Museums at Jagdalpur
Jagdalpur has two important museums that you should visit even before you do anything else. One is the Anthropological Museum and the other is the Archaeological Museum. I think the names are self-explanatory. One tells you about the history and the archaeological riches of the region while the other tells you about the people and their culture.
People and Culture of Bastar
As mentioned already, Bastar is known for its aboriginal population although a lot of other people also live here, at least in the bigger towns. Nevertheless, the primary cultural experience here is that of these communities. Tourists visit them to witness their austere lifestyle and social practices, vibrant music & dance, arts and craft, and festivals. The local cuisine is also unique. While rice is the staple food, you may not recognize some of the other stuff on offer here. (I will expand this part over the next few weeks with more information)
What is the Best Season to visit Bastar?
Generally, winter months are pleasant to ram around Bastar while the rainy season, i.e. the monsoon has a certain charm.
In the monsoons, it can rain heavily and at times you may get stuck. However, the hills are at their best during this season. Rains bring relief from the harsh summer and the greenery return to the landscape.
This is a short but important season. This is when the iconic Bastar Dussehra takes place and it attracts the maximum number of tourists. The weather is generally pleasant but not too cold during this time. You may still get some residual rains from the retreating monsoon.
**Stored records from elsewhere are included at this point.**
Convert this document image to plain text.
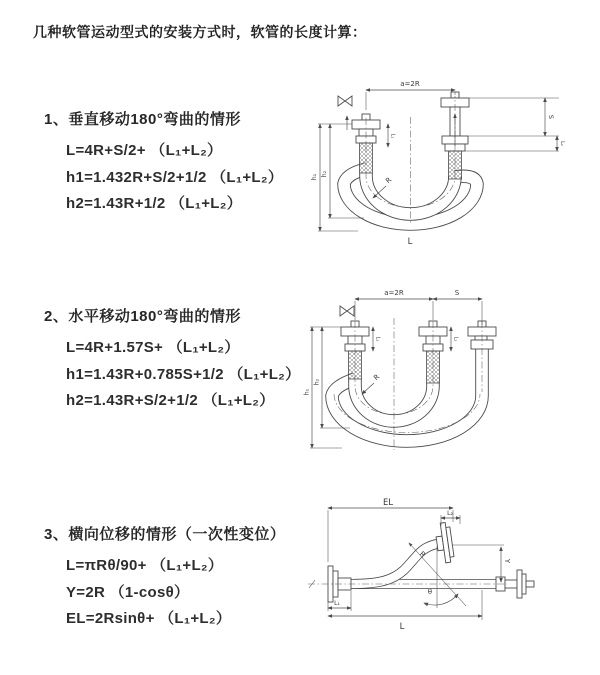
几种软管运动型式的安装方式时，软管的长度计算：
1、垂直移动180°弯曲的情形
L=4R+S/2+ （L₁+L₂）
h1=1.432R+S/2+1/2 （L₁+L₂）
h2=1.43R+1/2 （L₁+L₂）
2、水平移动180°弯曲的情形
L=4R+1.57S+ （L₁+L₂）
h1=1.43R+0.785S+1/2 （L₁+L₂）
h2=1.43R+S/2+1/2 （L₁+L₂）
3、横向位移的情形（一次性变位）
L=πRθ/90+ （L₁+L₂）
Y=2R （1-cosθ）
EL=2Rsinθ+ （L₁+L₂）
a=2R
S
L₂
L₁
h₁ h₂
R
L
a=2R	S
L₁	L₂
h₁
h₂	R
θ
R
EL
L₂
Y
L₁
L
Winters are popular among tourists. Weather is dry and pleasant and it is easy to roam around places without getting exhausted.
Spring & Summer (March-June)
Central India gets a bit too hot during the summer and is generally not a good time to visit. In fact, it starts heating up in the spring itself and apart from the early days of spring, these months should generally be avoided.
What Language do they speak in Bastar?
There are many languages out there. In fact, each and every tribe must be having their own languages and dialects. However, if you know Hindi, that should help you survive in most places unless you end up in the extreme interiors.
Phone and Data Connectivity in Bastar
Generally, most networks and internet services should work in Jagdalpur and Dantewada. In other areas, they work intermittently. From what I noticed, Jio was working better even in the remote areas including the Dholkal Trek, where other networks were struggling.